Der Blick in die Gegenwart zeigt aber ein gänzlich anderes Bild. Schon zum zweiten Mal seit der Pflanzung fehlen den Bäumen die Blätter.

Bewässerungspanne

Zurückzuführen sei das heuer auf eine Bewässerungspanne: „Aufgrund von Wassereintritt in der Tiefgarage wurde leider die gesamte Wasserversorgung für ein paar Tage außer Betrieb genommen, wodurch auch die Bewässerungsanlage der Bäume am Neuen Markt betroffen war“, so die Stadtgärten.

Nachdem das bekannt geworden ist, habe man sofort begonnen, mit Gießfahrzeugen zu bewässern. „Trotzdem haben die Bäume aufgrund des exponierten Standortes und der Hitze sofort mit Laubfall reagiert“, so eine Sprecherin.

Dass die Bäume in der Stadt – auch abseits von Bewässerungspannen – durchaus ihre Probleme haben, ist längst kein Geheimnis mehr. Vor allem die Klimaveränderung stellt eine Bedrohung dar.
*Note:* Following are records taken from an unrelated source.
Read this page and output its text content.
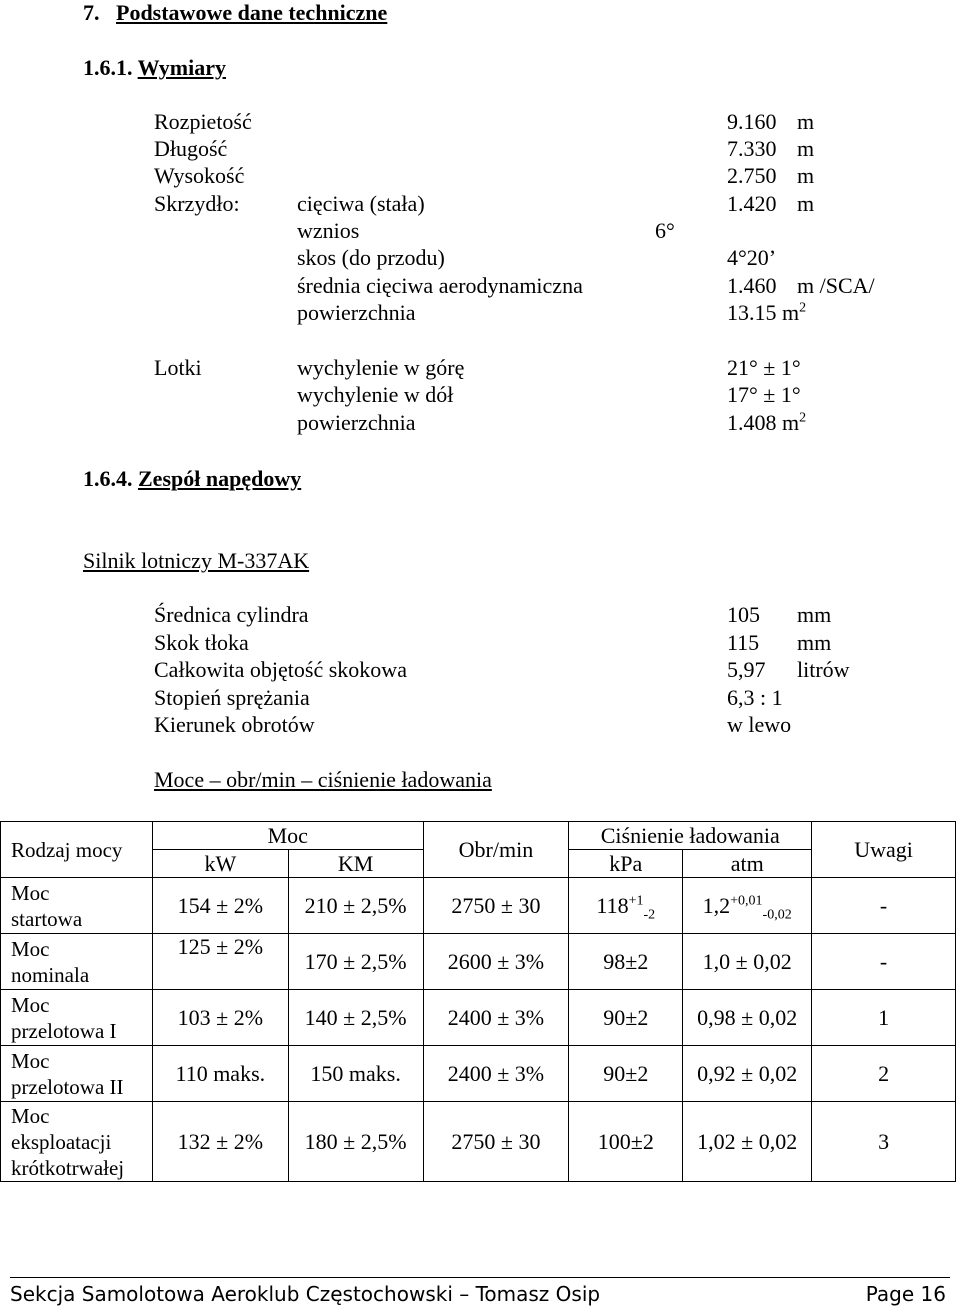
7. Podstawowe dane techniczne
1.6.1. Wymiary
Rozpietość	9.160 m
Długość	7.330 m
Wysokość	2.750 m
Skrzydło:	cięciwa (stała)	1.420 m
wznios	6°
skos (do przodu)	4°20’
średnia cięciwa aerodynamiczna	1.460 m /SCA/
powierzchnia	13.15 $m^2$
Lotki	wychylenie w górę	21° ± 1°
wychylenie w dół	17° ± 1°
powierzchnia	1.408 $m^2$
1.6.4. Zespół napędowy
Silnik lotniczy M-337AK
Średnica cylindra	105 mm
Skok tłoka	115 mm
Całkowita objętość skokowa	5,97 litrów
Stopień sprężania	6,3 : 1
Kierunek obrotów	w lewo
Moce – obr/min – ciśnienie ładowania
Rodzaj mocy	Moc		Obr/min	Ciśnienie ładowania		Uwagi
	kW	KM		kPa	atm	
Moc
startowa	154 ± 2%	210 ± 2,5%	2750 ± 30	$118^{+1}_{-2}$	$1,2^{+0,01}_{-0,02}$	-
Moc
nominala	125 ± 2%	170 ± 2,5%	2600 ± 3%	98±2	1,0 ± 0,02	-
Moc
przelotowa I	103 ± 2%	140 ± 2,5%	2400 ± 3%	90±2	0,98 ± 0,02	1
Moc
przelotowa II	110 maks.	150 maks.	2400 ± 3%	90±2	0,92 ± 0,02	2
Moc
eksploatacji
krótkotrwałej	132 ± 2%	180 ± 2,5%	2750 ± 30	100±2	1,02 ± 0,02	3
Sekcja Samolotowa Aeroklub Częstochowski – Tomasz Osip	Page 16
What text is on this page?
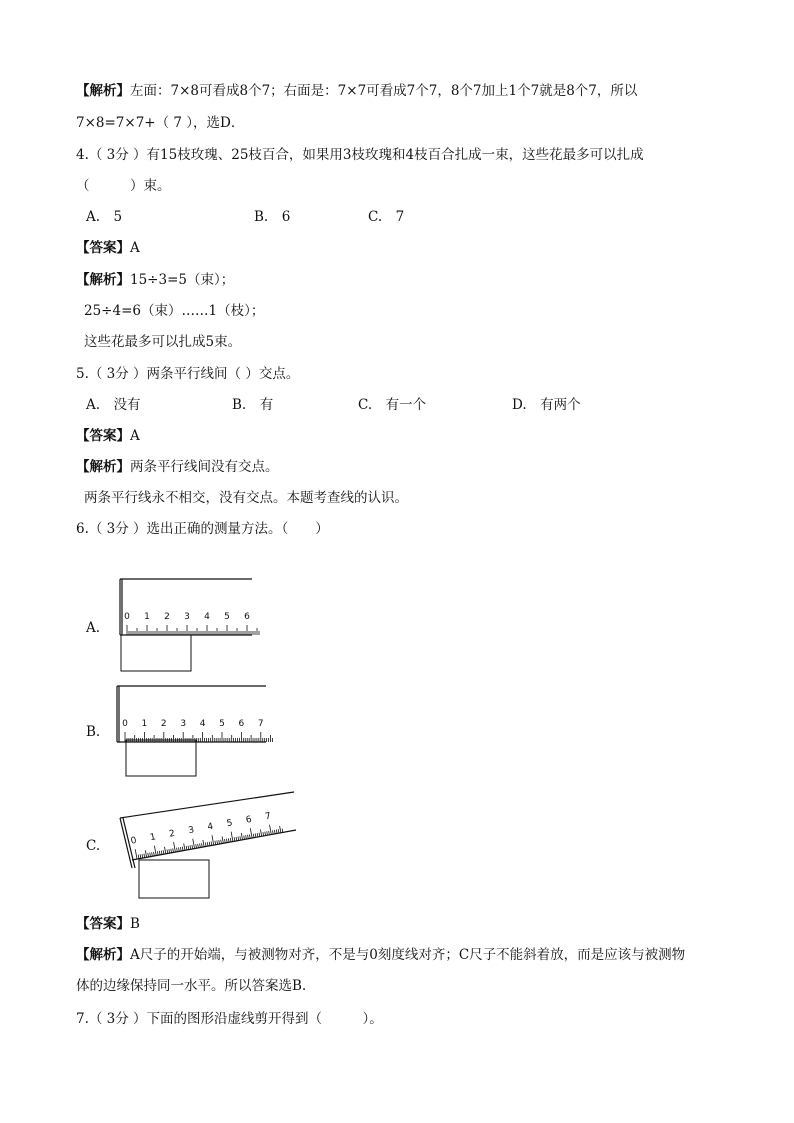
【解析】左面：7×8可看成8个7；右面是：7×7可看成7个7，8个7加上1个7就是8个7，所以
7×8=7×7+（ 7 ），选D．
4.（ 3分 ）有15枝玫瑰、25枝百合，如果用3枝玫瑰和4枝百合扎成一束，这些花最多可以扎成
（　　　）束。
A.　5	B.　6	C.　7
【答案】A
【解析】15÷3=5（束）；
25÷4=6（束）……1（枝）；
这些花最多可以扎成5束。
5.（ 3分 ）两条平行线间（ ）交点。
A.　没有	B.　有	C.　有一个	D.　有两个
【答案】A
【解析】两条平行线间没有交点。
两条平行线永不相交，没有交点。本题考查线的认识。
6.（ 3分 ）选出正确的测量方法。（　　）
A.
B.
C.
0 1 2 3 4 5 6
0 1 2 3 4 5 6 7
0 1 2 3 4 5 6 7
【答案】B
【解析】A尺子的开始端，与被测物对齐，不是与0刻度线对齐；C尺子不能斜着放，而是应该与被测物
体的边缘保持同一水平。所以答案选B.
7.（ 3分 ）下面的图形沿虚线剪开得到（　　　）。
„Die Kombination aus Hitze und Trockenheit, die für die Bäume teilweise stressigen Standorte und verschiedene Krankheiten führen zu einer erhöhten Sterblichkeit“, bestätigen die Österreichischen Bundesgärten.

Pilz befällt Ahornbäume

Erst Anfang Juli mussten in Hietzing 30 Ahornbäume aufgrund der – auch für den Menschen schädlichen – Rußrindenkrankheit gefällt werden. 15 im „Stadtwäldchen“ in der Gallgasse Ecke Bergheidengasse und weitere 15 in der Nähe des Hietzinger Bades. Etwas gänzlich Neues ist diese Baumkrankheit nicht. In Floridsdorf oder der Donaustadt habe man das schon öfter beobachtet. „Dass der Pilz jetzt aber in der Nähe des Wienerwaldes auftritt, ist neu“, so Alexander Mrkvicka, Experte von der MA 49 (Klima-, Forst- und Landwirtschaftsbetrieb).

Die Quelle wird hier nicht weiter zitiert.